The American Sportfishing Association (ASA), representing the recreational fishing industry, stressed the importance of passing several top priorities regarding forage fish and reducing mortality rates among reef fish during Tuesday’s hearing in the U.S. House Subcommittee on Water, Oceans, and Wildlife.
Kellie Ralston, Southeast Fisheries Policy director, testifies before the U.S. House Subcommittee on Water, Oceans, and WildlifeThe House subcommittee heard testimony in favor of the bipartisan Forage Fish Conservation Act which was introduced in April 2019 in the U.S. House of Representatives by Reps. Debbie Dingle (D-Mich.) and Brian Mast (R- Fla.). This legislation would require federal fisheries managers to consider the role forage fish play in the marine ecosystems when catch limits are set. Kellie Ralston, ASA’s Southeast Fisheries Policy director, testified on ASA’s behalf.
“Forage fish provide food for nearly all recreationally important fish species, as well as seabirds and other marine life,” said Ralston. “Meanwhile, human demand for these nutrient-rich species continues to increase. As these integral parts of the marine food web become targeted for commercial exploitation, it’s critically important that forage fish management accounts for their role in marine ecosystems.”
Ralston continued, “The Forage Fish Conservation Act would require that the impacts on fish populations and the marine ecosystem be considered before implementing management plans for forage fish.”
Another key conservation policy priority that received consideration during the U.S. House Subcommittee hearing was the DESCEND Act which was introduced in the U.S. House of Representatives by Reps. Garret Graves (R-La.) and Jared Huffman (D-Calif.) in November 2019. Given the importance of Gulf of Mexico red snapper to the region’s economy and culture, the DESCEND Act would help to lower discard mortality rates by requiring commercial and recreational fishermen to possess a descending device rigged and ready for use or venting tool when fishing for reef fish in the Gulf of Mexico federal waters.
The DESCEND Act has also been introduced in the U.S. Senate by Sens. Bill Cassidy (R-La.) and Doug Jones (D-Ala.).
“Gulf of Mexico red snapper has arguably been the most politically controversial fish in the region over the last decade,” stated Ralston. “And while there have been successes in better management of this reef fish, challenges still need to be addressed – including discard mortality.”

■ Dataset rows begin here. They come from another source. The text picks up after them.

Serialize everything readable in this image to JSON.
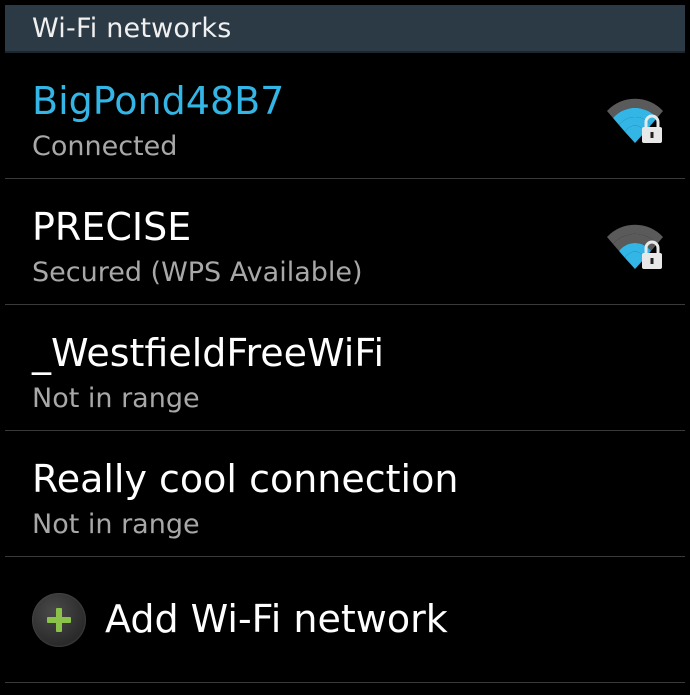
{
  "header": {
    "title": "Wi-Fi networks"
  },
  "networks": [
    {
      "name": "BigPond48B7",
      "status": "Connected",
      "connected": true,
      "secured": true,
      "icon": "wifi-signal-lock-icon"
    },
    {
      "name": "PRECISE",
      "status": "Secured (WPS Available)",
      "connected": false,
      "secured": true,
      "icon": "wifi-signal-lock-icon"
    },
    {
      "name": "_WestfieldFreeWiFi",
      "status": "Not in range",
      "connected": false,
      "secured": false
    },
    {
      "name": "Really cool connection",
      "status": "Not in range",
      "connected": false,
      "secured": false
    }
  ],
  "add_network": {
    "label": "Add Wi-Fi network",
    "icon": "plus-icon"
  },
  "colors": {
    "accent": "#33b5e5",
    "header_bg": "#2b3a45",
    "add_plus": "#8bc34a"
  }
}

Ralston further stated, “The DESCEND Act would help mitigate the discard mortality rate which can occur when a fish is quickly brought up from the depths of the ocean causing a dramatic pressure change, known as barotrauma. If barotrauma is not addressed hundreds of thousands of Gulf red snapper will be wasted each year.”
Additional legislation, including the Climate-Ready Fisheries Act of 2019, also received consideration during the subcommittee hearing. This bill will help to better identify the future needs of fisheries management as fish stocks relocate due to changing environmental conditions.
Finally, the Fisheries Failures: Urgently Needed Disaster Declarations (Fishery FUNDD) Act would streamline the federal fisheries disaster program, which helps the fishing community recover in the wake of an emergency and provide better inclusion of the recreational fishing industry.